New bank loans rose to a record 11.6 trillion yuan in the first 11 months of the year, according to Reuters calculations based on central bank data, and have handily surpassed the levels of China's massive credit-led stimulus during the global financial crisis in 2009.
But analysts said the increase in November was partly seasonal, as outstanding yuan loan growth held steady at 13.1 percent by month-end on an annual basis, unchanged from October.
SUBDUED CORPORATE DEMAND
Corporate loan growth remained weak in November, increasing by only 165.6 billion yuan. That pointed to subdued credit demand from companies and a preference by banks to lend to households, as mortgages are usually considered higher quality assets, said Nomura economist Yang Zhao.
"With the property market cooling down, I would expect that loan growth faces downward pressure next year. I don't think there is a fundamental improvement in investment demand by corporates," said Yang.
Mid- to long-term loans to households rose to 569.2 billion yuan, or 71.2 percent of all loans, up from September's 66.5 percent, though analysts said it might take a few months to know how tighter restrictions will impact mortgages.
Analysts polled by Reuters had expected new lending to have risen to 720 billion yuan from October's 651.3 billion yuan.
Broad M2 money supply (M2) grew 11.4 percent from a year earlier, central bank data showed on Wednesday, slightly below forecasts.

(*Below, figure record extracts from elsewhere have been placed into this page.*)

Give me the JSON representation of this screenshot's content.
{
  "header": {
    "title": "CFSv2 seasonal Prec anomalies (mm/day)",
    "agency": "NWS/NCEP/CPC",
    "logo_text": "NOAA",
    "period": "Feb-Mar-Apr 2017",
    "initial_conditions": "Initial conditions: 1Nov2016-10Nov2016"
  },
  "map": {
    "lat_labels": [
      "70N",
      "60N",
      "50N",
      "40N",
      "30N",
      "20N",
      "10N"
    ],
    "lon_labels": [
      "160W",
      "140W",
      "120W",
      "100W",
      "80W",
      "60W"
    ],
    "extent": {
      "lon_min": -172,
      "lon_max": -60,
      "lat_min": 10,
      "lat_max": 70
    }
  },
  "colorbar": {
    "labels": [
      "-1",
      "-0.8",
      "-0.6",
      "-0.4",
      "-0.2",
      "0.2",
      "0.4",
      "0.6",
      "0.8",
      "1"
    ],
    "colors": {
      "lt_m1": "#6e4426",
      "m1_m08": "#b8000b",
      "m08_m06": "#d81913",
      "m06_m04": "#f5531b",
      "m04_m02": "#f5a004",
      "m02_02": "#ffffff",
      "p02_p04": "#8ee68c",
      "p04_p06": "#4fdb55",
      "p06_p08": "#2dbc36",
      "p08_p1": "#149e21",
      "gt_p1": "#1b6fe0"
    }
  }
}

Outstanding loans had been forecast to rise 13 percent, while money supply was seen up 11.5 percent.
SHADOW LENDING JUMPS
China's total social financing (TSF), a broad measure of credit and liquidity in the economy, hit the highest level since March on a big jump in shadow banking. TSF rose to 1.74 trillion yuan in November from 896.3 billion yuan in October, with about half of the increase coming from shadow lending.
"We infer from the regulatory crackdown on insurance companies that they are the latest front in the authorities' battle with credit flowing through the shadow banking system. We think the authorities are winning" ING's chief Asia economist Tim Condon wrote in a note.
The chairman of China's insurance regulator said on Tuesday that the country's insurers should not be short-term capital market "savages".
TSF includes off-balance sheet forms of financing that exist outside the conventional bank lending system, such as initial public offers, loans from trust companies and bond sales.
Trust loans increased by 162.5 billion yuan in November, the biggest increase in nearly two years, while undiscounted bankers' acceptances increased at the fastest pace since January.
"Today's surprising data will likely trigger some regulatory concerns. Shadow banking activities are expected to wane," ANZ's Qu wrote in a note.
China's central bank said recently that it will maintain ample liquidity in the economy while taking steps to prevent asset bubbles, adding that the balance between stabilizing growth and preventing bubbles has become more challenging.
The Chinese economy expanded at a steady 6.7 percent in the third quarter and looks set to hit Beijing's full-year target, fueled by stronger government spending, a red-hot property market and ample credit that are adding to its growing pile of debt.
China's overall debt has jumped to more than 250 percent of GDP from 150 percent at the end of 2006, the kind of surge that in other countries has resulted in a financial bust or sharp economic slowdown, analysts say.